If $Y \sim \mathsf{Norm}(2.041, 4.3047),$ then you can find $Q = P(-10 < Y < 10) = 0.9652$ in R without standardizing, so that $1 - Q = 0.0348:$

q = diff(pnorm(c(-10,10), 2.04, 4.3047)); q
[1] 0.9652019
1 - q
[1] 0.03479811

In R, pnorm is a normal CDF. Using printed normal tables often involves some rounding error, so an answer from tables might be slightly different.

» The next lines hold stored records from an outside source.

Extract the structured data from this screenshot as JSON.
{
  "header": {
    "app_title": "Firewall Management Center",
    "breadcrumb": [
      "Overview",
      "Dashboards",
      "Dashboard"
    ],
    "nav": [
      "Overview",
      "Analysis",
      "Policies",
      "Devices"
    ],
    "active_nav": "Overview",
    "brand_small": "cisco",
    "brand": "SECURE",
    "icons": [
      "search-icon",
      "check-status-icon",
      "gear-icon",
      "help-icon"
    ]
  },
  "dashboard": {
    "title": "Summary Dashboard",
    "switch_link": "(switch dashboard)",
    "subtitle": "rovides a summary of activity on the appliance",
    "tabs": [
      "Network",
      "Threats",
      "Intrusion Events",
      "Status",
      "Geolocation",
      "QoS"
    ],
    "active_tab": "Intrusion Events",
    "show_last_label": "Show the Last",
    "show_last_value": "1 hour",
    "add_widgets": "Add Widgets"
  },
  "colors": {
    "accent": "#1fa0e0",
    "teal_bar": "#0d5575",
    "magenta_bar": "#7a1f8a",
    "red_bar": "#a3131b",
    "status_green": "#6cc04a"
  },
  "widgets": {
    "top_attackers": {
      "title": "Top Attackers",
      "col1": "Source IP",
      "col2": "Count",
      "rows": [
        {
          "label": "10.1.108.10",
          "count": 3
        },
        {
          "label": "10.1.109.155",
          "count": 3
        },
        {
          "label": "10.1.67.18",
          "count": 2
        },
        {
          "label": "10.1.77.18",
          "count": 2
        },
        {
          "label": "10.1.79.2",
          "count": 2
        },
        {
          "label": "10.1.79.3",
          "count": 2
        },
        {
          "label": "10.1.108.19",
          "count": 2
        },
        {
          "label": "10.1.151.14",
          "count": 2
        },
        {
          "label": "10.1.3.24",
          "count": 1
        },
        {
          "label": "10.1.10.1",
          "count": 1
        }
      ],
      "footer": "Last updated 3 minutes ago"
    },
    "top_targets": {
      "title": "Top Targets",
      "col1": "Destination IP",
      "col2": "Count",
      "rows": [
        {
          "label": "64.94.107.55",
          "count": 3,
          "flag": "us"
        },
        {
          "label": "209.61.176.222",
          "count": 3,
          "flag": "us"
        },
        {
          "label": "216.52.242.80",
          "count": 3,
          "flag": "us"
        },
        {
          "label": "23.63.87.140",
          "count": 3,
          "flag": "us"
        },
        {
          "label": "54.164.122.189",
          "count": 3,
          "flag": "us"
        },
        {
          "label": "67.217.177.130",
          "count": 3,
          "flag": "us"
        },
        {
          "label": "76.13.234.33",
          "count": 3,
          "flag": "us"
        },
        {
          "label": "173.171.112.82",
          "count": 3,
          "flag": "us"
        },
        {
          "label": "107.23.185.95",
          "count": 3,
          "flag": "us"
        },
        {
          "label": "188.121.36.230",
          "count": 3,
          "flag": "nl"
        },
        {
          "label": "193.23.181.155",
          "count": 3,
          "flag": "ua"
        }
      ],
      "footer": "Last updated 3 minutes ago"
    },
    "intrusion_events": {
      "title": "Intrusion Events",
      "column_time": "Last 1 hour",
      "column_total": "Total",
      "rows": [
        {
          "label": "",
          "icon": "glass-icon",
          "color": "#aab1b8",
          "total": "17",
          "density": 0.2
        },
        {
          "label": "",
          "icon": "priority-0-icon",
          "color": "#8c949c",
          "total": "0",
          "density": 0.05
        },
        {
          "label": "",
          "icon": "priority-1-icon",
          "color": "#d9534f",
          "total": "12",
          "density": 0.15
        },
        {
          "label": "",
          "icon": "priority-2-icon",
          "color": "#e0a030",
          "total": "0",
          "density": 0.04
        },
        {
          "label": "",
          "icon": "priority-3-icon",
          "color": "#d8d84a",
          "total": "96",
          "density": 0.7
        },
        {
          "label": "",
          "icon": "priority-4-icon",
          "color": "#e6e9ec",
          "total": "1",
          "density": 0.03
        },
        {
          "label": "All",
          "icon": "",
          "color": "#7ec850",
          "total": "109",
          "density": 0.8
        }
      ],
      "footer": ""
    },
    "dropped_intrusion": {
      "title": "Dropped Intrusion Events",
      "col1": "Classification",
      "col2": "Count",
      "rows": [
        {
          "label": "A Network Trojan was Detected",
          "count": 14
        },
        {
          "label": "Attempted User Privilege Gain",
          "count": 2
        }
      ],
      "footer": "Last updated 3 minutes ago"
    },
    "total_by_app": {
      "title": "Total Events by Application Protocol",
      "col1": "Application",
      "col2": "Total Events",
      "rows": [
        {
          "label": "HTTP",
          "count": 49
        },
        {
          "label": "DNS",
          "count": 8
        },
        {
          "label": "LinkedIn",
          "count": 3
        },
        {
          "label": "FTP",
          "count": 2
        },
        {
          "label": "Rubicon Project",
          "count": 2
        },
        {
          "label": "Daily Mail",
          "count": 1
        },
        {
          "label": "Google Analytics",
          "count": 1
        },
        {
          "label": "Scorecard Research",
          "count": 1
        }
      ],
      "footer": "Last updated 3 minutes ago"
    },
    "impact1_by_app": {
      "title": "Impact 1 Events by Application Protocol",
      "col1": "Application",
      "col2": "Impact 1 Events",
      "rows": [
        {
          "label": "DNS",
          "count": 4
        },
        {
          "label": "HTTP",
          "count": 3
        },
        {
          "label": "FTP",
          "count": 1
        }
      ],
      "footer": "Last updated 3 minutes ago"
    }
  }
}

Also, we have $P(-10 < Y < 10) = P(Y < 10) - P(Y < -10) = 0.9652$ as follows:

pnorm(10, 2.04, 4.3047) - pnorm(-10, 2.04, 4.3047)
[1] 0.9652019 

Finally, $P(Y < -10) = 0.0026 \ne P(Y > 10) = 0322,$ so the two 'tail probabilities' are not equal.

pnorm(-10, 2.04, 4.3047)
[1] 0.002579433
1 - pnorm(10, 2.04, 4.3047)
[1] 0.03221868

Here is a graph of the density function of $\mathsf{Norm}(2.04, 4.3047),$ with vertical red lines separating the areas of interest. The respective probabilities (left to right) are 0.0026, 0.9652, and 0.0322.

Note: I can't show you exactly how to get these answers from printed tables of the standard normal distribution because these tables are made in many different formats. Soon I think printed normal tables may suffer richly deserved obsolesence.